Bandung, awal 2020.
Sebelum memasuki Ataturk İnternational Airport, semua calon penumpang pesawat diperiksa kesehatan. Mulai dari cek suhu tubuh, serta penyemprotan disinfektan. Tindakan ini untuk menghindari Virus Corona yang kebetulan mewabah di seluruh dunia, berasal dari Wuhan, China. Kini mulai memasuki Turki di awal tahun terbawa turis atau yang pernah melakukan perjalanan dari luar negeri. Untung saja waktu itu belum diberlakukan lockdown, atau pembatasan kunjungan dari dan ke luar negeri. Malah banyak yang dipulangkan oleh pihak KBRI di Turki agar tak sampai terjadi sesuatu di negeri orang, yang akan menyusahkan diri.

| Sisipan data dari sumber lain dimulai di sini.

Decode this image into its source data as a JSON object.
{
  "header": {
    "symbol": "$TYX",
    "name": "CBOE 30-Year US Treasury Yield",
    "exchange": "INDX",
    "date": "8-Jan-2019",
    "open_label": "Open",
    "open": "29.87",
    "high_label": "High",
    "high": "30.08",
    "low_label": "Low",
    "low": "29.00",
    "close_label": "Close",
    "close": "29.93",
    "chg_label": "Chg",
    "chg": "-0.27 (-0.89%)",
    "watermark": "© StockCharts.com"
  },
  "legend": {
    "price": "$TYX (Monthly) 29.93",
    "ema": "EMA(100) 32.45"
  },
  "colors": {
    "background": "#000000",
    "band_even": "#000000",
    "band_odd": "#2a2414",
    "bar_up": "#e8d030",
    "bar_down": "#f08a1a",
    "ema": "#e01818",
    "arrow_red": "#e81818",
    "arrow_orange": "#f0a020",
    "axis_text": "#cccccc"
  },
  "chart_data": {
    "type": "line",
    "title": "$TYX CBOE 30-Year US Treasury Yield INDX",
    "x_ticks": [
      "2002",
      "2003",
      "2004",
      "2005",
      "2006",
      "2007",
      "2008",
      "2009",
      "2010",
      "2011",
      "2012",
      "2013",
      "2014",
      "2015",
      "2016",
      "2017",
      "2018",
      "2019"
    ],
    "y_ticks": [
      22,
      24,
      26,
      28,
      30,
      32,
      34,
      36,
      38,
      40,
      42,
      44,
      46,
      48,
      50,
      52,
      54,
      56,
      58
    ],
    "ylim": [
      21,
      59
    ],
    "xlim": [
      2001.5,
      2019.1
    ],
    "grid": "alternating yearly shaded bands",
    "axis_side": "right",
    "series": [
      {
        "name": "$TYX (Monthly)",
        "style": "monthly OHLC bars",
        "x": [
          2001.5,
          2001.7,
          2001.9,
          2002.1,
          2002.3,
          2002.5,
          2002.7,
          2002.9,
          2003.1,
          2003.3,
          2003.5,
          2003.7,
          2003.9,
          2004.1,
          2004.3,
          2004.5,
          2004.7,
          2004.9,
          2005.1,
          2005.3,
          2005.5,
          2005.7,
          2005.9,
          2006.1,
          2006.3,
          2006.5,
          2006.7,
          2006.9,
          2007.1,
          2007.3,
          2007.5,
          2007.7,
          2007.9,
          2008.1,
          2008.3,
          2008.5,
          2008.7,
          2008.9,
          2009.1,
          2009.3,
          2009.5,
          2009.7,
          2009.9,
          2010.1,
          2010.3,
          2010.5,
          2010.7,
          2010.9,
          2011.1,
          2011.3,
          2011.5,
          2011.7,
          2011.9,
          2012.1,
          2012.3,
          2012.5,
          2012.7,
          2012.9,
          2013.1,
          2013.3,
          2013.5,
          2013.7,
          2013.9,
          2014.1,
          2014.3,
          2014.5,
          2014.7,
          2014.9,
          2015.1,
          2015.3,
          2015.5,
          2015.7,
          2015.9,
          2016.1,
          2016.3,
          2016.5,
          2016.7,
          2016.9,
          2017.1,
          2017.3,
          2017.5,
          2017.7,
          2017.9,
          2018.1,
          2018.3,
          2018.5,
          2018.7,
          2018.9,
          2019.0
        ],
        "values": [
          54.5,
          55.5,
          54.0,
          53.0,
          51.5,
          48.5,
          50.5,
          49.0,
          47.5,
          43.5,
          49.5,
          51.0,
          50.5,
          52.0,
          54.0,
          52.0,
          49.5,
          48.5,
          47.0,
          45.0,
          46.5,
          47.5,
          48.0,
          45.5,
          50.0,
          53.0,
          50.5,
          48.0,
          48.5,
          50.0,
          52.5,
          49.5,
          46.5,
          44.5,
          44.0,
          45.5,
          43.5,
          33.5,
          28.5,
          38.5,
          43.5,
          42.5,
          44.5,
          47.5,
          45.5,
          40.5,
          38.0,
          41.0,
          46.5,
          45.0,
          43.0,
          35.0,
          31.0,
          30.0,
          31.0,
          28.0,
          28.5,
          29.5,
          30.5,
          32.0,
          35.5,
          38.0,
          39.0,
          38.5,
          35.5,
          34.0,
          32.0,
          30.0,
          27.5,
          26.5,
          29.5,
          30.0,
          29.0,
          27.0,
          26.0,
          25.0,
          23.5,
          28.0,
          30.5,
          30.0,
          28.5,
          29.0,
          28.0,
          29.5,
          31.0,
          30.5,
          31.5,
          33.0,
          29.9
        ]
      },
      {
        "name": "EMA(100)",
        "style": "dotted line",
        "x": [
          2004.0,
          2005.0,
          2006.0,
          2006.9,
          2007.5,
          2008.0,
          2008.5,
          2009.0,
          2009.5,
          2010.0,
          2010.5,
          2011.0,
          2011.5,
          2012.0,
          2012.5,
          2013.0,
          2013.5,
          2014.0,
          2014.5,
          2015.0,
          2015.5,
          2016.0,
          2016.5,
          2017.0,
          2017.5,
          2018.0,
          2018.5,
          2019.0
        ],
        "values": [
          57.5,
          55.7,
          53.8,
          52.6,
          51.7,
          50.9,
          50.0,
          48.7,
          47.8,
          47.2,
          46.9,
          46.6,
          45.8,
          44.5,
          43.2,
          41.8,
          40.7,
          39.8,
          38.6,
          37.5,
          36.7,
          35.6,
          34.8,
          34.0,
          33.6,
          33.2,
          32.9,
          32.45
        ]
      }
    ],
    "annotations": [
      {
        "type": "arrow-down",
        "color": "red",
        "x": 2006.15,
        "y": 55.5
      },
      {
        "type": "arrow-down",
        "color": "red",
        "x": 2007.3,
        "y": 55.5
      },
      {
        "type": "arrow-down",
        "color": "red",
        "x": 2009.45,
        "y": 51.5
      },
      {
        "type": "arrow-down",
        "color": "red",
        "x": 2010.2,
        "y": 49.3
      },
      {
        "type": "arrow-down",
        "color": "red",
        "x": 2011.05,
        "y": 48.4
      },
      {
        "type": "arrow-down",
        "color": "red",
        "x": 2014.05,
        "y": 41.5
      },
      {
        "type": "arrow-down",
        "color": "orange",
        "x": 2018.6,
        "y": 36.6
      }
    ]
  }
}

Selama penerbangan aku ingin memejamkan mata, namun sia-sia. Pikiranku masih berada di Istanbul. Hatiku tertinggal di kota itu. Beberapa kenangan bersama dua hati yang kutinggal di sana kembali bermunculan silih berganti. Dari mulai saat di kafe tepi laut, Masjid Ortakoy, Maidens Tower, menyusuri sepanjang Selat Bosphorus, hingga peristiwa di mansion. Namun segera kutepis bayangan saat aku hampir saja dinodai Ramzi. Aku tak mau mengingatnya lagi. Luka lama saja belum sembuh, apalagi sampai menambah luka baru. Sudah cukup penderitaanku yang kualami selama ini. Dan aku sangat bersyukur, Tuhan telah menyelamatkan aku.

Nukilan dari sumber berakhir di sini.